Il était une fois...
Aux premières aurores, ses mains ouvrirent les rideaux de la fenêtre, laissant pénétrer cette lumière revitalisante qu'était celle du soleil. Une aussi belle journée annoncée n'était que très quotidienne, mais il était vrai que celui qui lui donnait plus de mal encore était ce très cher monsieur Phantomhive. D'un pas rapide et silencieux, il s'était déjà approché du lit et avait, comme à son habitude, prononcé ces quelques mots matinaux:
« Il est l'heure de vous lever, monsieur.»Il servit le thé dans une de ces tasses du service de bleu et blanc de Wedgwood, avant de se hâter pour préparer les vêtements du Comte. Il n'était rien de plus important que de s'occuper de lui, et tous ses gestes étaient extrêmement calculés au moindre millimètre. Il énonça avec calme son programme pour la journée, qui consistait clairement à consacrer toute sa tête aux devoirs qu'il détestait tellement. C'était quotidien chez monsieur, d'éviter ce genre de choses qu'il trouvait assez dérisoires et inutiles. Mais comme il le disait toujours, l'éducation fait le bon aristocrate, et monsieur le comte de Phantomhive ne pouvait y remédier, surtout en sa présence. Pourtant, aujourd'hui même, monsieur n'avait pas trouvé quelqu'un à sa hauteur, toujours pas. Encore une fois vainqueur de ce duel donc il n’avait sali ni son costume ni ses mains, le simple majordome qu'il était entreprit donc d'apporter au cher comte ses devoirs. Néanmoins, quelque chose le frappa et il se tourna vers les trois autres membres du personnel du manoir:
« Dites... que faites-vous ici ? Si vous avez le temps de bavarder, travaillez plutôt !»Finny, May Lin et Bard commencèrent à courir à leur tâche. Vraiment, il ne savait pas pourquoi ces trois-là restaient toujours plantés comme des piquets, ni pourquoi à chaque fois qu'ils tentaient de faire le bien tout tournait à la catastrophe. Heureusement pour lui, il avait ce don d'arranger toutes ces bêtises. Et alors qu'il cherchait les bons livres d'histoire, de mathématiques et de français, la sonnette de monsieur retentit. Allons bon! Que lui voulait-il? Il revint dans son bureau, toqua à la porte et entra:
« Monsieur désire quelque chose ?- J'ai envie d'un truc sucré, tu peux me faire une tarte aux pommes?

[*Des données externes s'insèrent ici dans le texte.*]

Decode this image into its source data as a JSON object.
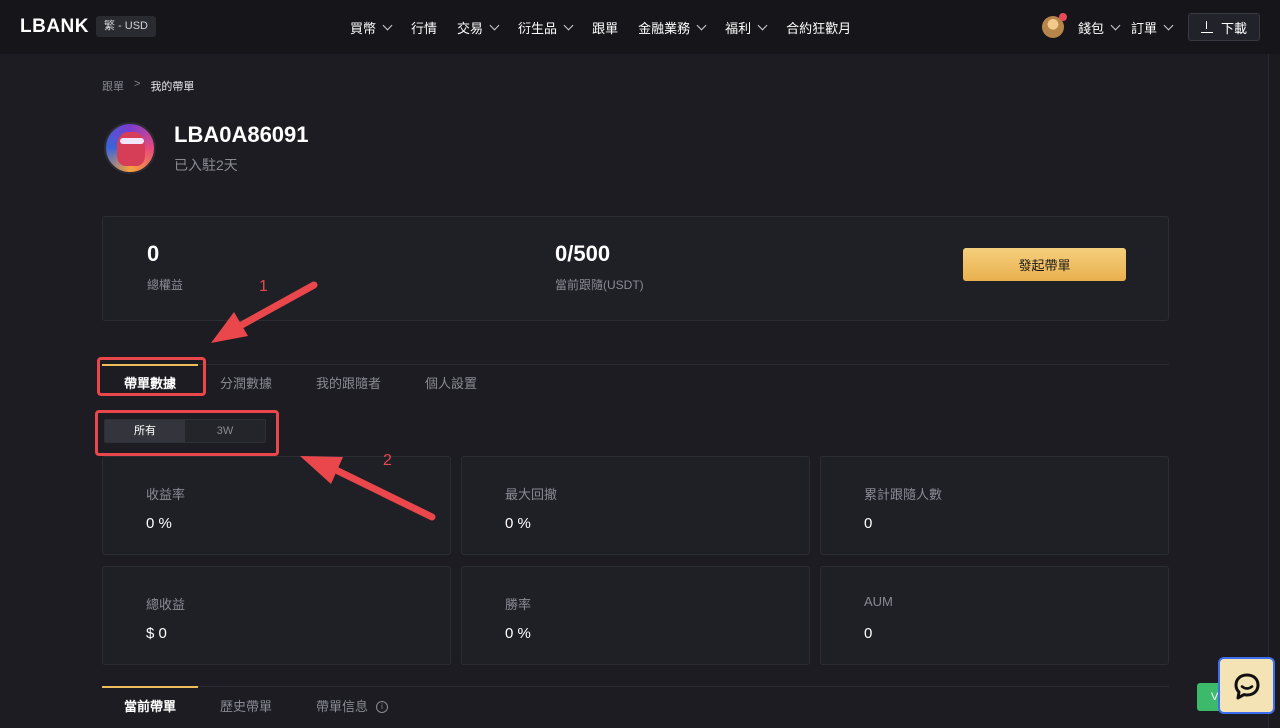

- Monsieur vient de sortir du petit-déjeuner, il ne serait pas sain de manger une tarte à cette heure-ci! Il donc hors de question.- Mais...! T'exagères, juste un petit bout de tarte!
- Il faut que monsieur sache que je ne peux pas faire cuire un petit bout de tarte, néanmoins, j'ai ce qui va vous plaire à ravir.»Il déposa délicatement une bonne montagne de livres, ce qui démoralisa le comte. Eh oui, l'éducation passait par là, et ce n'était pas parce qu'il était comte qu'il ne devait pas toucher à ce genre de travail.
« Je reviens avec d'autres livres. Surtout lisez tout attentivement !»Le simple majordome qu'il était était encore plus consciencieux que n'importe quel autre majordome ou même parent. S'occuper de monsieur? C'était son devoir jusqu'au moindre détail, et il n'y allait pas de main morte. Quoi de plus normal? Il ne pouvait faire que cela donc il l'appliquait avec tact. D'un pas léger, il parcourait les couloirs du manoir pour finir dans la bibliothèque. Cet endroit immense où monsieur ne posait évidemment presque jamais les pieds, était composé de plusieurs étagères en bois ciré dont les extrémités étaient décorées de diverses figures classiques. Il était vrai que leur taille impressionnait, de par leur hauteur, puisqu'elles touchaient le plafond, mais aussi de par leur largeur puisqu'elles faisaient dix fois celle d'un homme. Ici, il n'y avait pas un seul livre qui ne manquait, et toutes les informations nécessaires s'y trouvait. En cherchant un livre de sciences et biologie, il remarqua l'étrange poussière qui empêchait le bois de luire sur le rebord de l'étagère: quelle misère! Il devrait passer au peigne fin cet endroit pour qu'il n'y ait plus aucune erreur de ce genre! Mais son attention se porta soudainement sur autre chose... sur la vitre qui protégeait les livres de toute poussière inutile, quelque chose brillait en bougeant très lentement derrière lui. Heureusement que les vitres servaient à quelque chose, elles reflétaient les mouvements qui se manifestaient derrière la fenêtre en face. Il ne s'était pas retourné, gardant un oeil attentif sur ce reflet qui lui donnait quelques petits détails: une corde attachée à un crochet. Un cambrioleur? C'était bien le moment! S'il perdait encore du temps, monsieur ne pourrait pas continuer son apprentissage! A cette pensée, un léger sourire apparut au coin de ses lèvres. C'est alors que d'un pas vif et fluide il avait atteint la fenêtre, ouvert les battants, et s'était penché sur le rebord.
Ce n'est pas avec surprise qu'il constata un jeune homme escaladant la façade du manoir, à présent à quelques centimètres de lui.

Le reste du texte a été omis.